Too, defining what processes and functions should be integrated and redesigned can take significant time and effort in the implementation process. Finding an industry-specific platform designed to accommodate and streamline your company’s key business processes can address these issues and dramatically reduce implementation time.

Streamlining Your Organization

There is a mandate today across businesses of all kinds to streamline and automate cross-functional business processes to improve organizational collaboration, productivity, customer value and profit margins and to minimize risk. According to McKinsey, simplifying end-to-end processes can reduce fixed costs by 20%-30% and speed up service delivery by 20% while increasing customer satisfaction by 5%-10% and revenues by 3%-5%.

Making the integrations necessary to stitch together multiple point solutions with different databases limits a company’s flexibility to make organizational changes. A best-of-breed point solution may eloquently address an immediate pain point more quickly at a lower initial cost, but a proliferation of discrete solutions can lead to dysfunction and productivity obstacles down the road, if you’re not careful. This limits an organization’s ability to scale services and ultimately may become more costly.

Organizations faced with these choices need to make a comprehensive assessment of their needs, not only today but in the future. Suppose your organization has complex data processing needs and seeks to implement best practices that address underlying relationships across various processes and workflows. In that case, you may want to consider an integrated platform.

This is not to say that point solutions are not the right choice in some circumstances. Organizations with relatively simple business processes and very discrete needs, such as billing or basic accounting, can benefit greatly from best-of-breed solutions—and implement them quickly at a relatively low cost.

Considerations For Family Offices

In the industry I serve, family offices that manage the wealth and business affairs of ultrahigh net worth families, many offices use separate systems for functions such as accounting, wealth management, customer relationship management and document management. As a result, they typically use spreadsheets for data consolidation and analysis. This can result in inefficiencies that waste time and money, with expensive personnel spending countless hours using spreadsheets to generate reports.
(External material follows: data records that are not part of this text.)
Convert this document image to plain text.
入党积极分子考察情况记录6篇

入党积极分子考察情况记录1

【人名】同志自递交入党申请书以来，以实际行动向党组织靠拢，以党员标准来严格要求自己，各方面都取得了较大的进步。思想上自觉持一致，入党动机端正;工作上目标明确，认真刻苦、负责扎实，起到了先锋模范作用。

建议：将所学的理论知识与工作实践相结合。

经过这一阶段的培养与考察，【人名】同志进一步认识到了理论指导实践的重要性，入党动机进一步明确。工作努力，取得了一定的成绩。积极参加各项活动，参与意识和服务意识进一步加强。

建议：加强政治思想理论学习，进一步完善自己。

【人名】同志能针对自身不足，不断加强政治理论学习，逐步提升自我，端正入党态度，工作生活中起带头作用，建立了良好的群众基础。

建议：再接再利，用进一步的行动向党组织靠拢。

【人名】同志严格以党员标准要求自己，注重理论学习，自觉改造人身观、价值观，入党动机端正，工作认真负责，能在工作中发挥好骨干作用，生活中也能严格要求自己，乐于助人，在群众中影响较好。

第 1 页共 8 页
While some family offices may be relatively small in employee headcount, they might have highly complex process requirements involving numerous interdependencies among multiple legal entities, family members, assets and liabilities. A set of siloed solutions for functions such as general ledger accounting, investment performance reporting, fund accounting, document management, etc., might not sufficiently address these complexities or incorporate the cross-functional best practices the office requires.

Family offices have a fundamental need for best practices involving numerous functional areas and personnel for such things as review and approvals, authorization of transactions, and segregation of duties to ensure transparency and manage risk. An integrated platform can embed these practices within the system.

So, when do point solutions make the most sense? For organizations with straightforward, well-defined needs that are limited to specific functional departments, the right point solutions can deliver significant improvements without impacting the rest of the organization.

Within family offices, for example, organizations focused solely on investment performance, without managing accounting for multiple LLCs, trusts, etc., may well find the right point solution for reporting on investment performance sufficient and highly valuable. In this situation, a stand-alone document management system may also be sufficient. It can radically reduce inefficiencies in organizing and archiving paper documents.

The Choice Is Yours

The choice between improving business processes using best-of-bread point solutions versus an integrated platform is one every organization faces. The importance of achieving data and process integration to drive long-term value must be strongly considered when making the decision.